Hábitos sencillos para una rutina más cómoda
Modificaciones pequeñas en las conductas de nuestro día a día que promueven una movilidad libre de tensiones innecesarias.
Prácticas inmediatas para incorporar hoy
No requieres de equipamientos especiales ni de alterar por completo tus horarios. Estos hábitos se adaptan al entorno urbano chileno y sus dinámicas.
Levantarse unos minutos
Ponerse de pie de manera regular interrumpe el estado estático. Puedes aprovechar llamadas telefónicas o el momento en que revisas documentos impresos.
Elegir calzado adecuado
El soporte que usas influye de forma directa en el confort general al caminar. Opta por calzado con buena amortiguación para tus desplazamientos urbanos.
Caminar sin prisa
Al ir de compras o regresar de la estación, reduce conscientemente la velocidad de tus pasos. Permite que el movimiento sea fluido y natural.

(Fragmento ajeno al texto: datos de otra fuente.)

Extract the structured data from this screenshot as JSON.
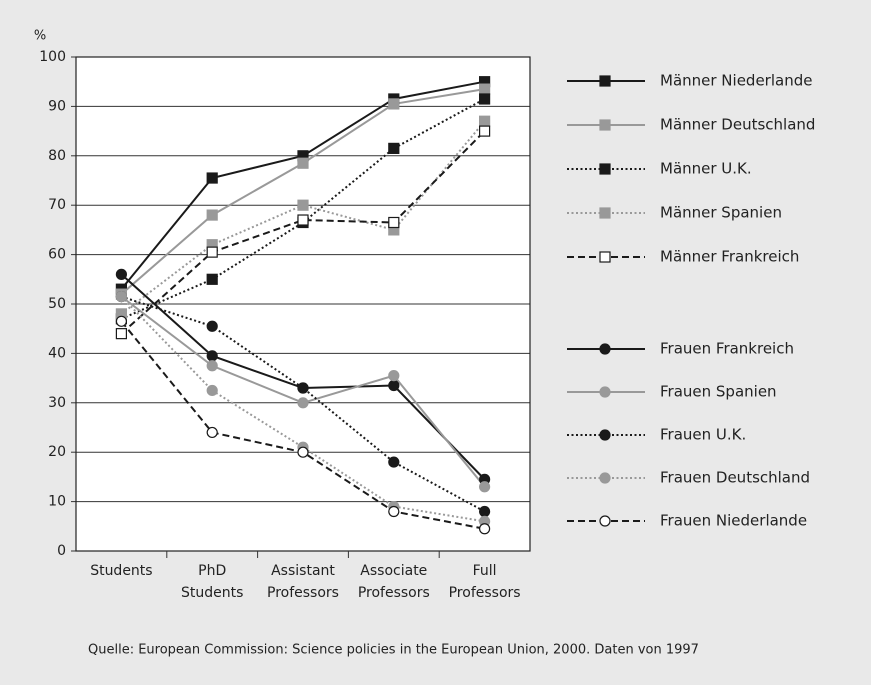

Tu autoevaluación de movilidad
Usa esta lista sencilla para verificar si estás propiciando espacios de confort en tu jornada ordinaria:
- ¿He cambiado de postura al menos tres veces en las últimas horas?
- ¿Evité sobrecargar un solo lado de mi cuerpo al trasladar mis pertenencias?
- ¿Realicé un par de respiraciones profundas al bajar de la micro o del metro?
- ¿Mantuve mis hombros relajados mientras utilizaba el computador?